See one of the books by Anthony C. Sutton, Wall Street and the Bolshevik Revolution, which summed up each group's investments prior to the 1929 crash.
Before World War I, the financial and business structure of the United States was dominated by two conglomerates: Standard Oil, or the Rockefeller enterprise, and the Morgan complex of industries — finance and transportation companies. Rockefeller and Morgan trust alliances dominated not only Wall Street but, through interlocking directorships, almost the entire economic fabric of the United States.

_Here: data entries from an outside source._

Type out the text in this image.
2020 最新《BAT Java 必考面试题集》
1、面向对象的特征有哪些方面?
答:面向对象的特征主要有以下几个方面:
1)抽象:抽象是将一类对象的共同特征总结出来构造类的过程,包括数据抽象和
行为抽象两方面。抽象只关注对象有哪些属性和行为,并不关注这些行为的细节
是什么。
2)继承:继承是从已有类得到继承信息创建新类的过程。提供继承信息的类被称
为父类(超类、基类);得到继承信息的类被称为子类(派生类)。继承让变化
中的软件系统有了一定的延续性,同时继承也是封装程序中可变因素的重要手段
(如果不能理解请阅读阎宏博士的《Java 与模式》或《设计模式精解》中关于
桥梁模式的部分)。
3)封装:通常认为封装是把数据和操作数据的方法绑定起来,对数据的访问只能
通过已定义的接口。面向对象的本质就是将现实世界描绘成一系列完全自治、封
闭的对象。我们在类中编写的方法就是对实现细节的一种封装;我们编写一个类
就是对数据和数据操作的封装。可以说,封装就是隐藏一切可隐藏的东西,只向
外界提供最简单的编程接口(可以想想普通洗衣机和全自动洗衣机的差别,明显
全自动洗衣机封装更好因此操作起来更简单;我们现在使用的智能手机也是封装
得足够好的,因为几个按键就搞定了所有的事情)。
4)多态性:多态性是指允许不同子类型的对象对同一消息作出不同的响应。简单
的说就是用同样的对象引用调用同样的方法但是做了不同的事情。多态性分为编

Rockefeller interests monopolized the petroleum and allied industries, and controlled the copper trust, the smelters trust, and the gigantic tobacco trust, in addition to having influence in some Morgan properties such as the U.S. Steel Corporation as well as in hundreds of smaller industrial trusts, public service operations, railroads, and banking institutions. National City Bank was the largest of the banks influenced by Standard Oil-Rockefeller, but financial control extended to the United States Trust Company and Hanover National Bank as well as to major life insurance companies — Equitable Life and Mutual of New York. 
The great Morgan enterprises were in steel, shipping, and the electrical industry; they included General Electric, the rubber trust, and railroads. Like Rockefeller, Morgan controlled financial corporations — the National Bank of Commerce and the Chase National Bank, New York Life Insurance, and the Guaranty Trust Company. The names J.P. Morgan and Guaranty Trust Company occur repeatedly throughout this book. In the early part of the twentieth century the Guaranty Trust Company was dominated by the Harriman interests. When the elder Harriman (Edward Henry) died in 1909, Morgan and associates bought into Guaranty Trust as well as into Mutual Life and New York Life. In 1919 Morgan also bought control of Equitable Life,and the Guaranty Trust Company absorbed an additional six lesser trust companies. Therefore, at the end of World War I the Guaranty Trust and Bankers Trust were, respectively, the first and second largest trust companies in the United States, both dominated by Morgan interests. [emphasis added]

One last reminder before closing this post:
If you want to know who is in control, always follow the money!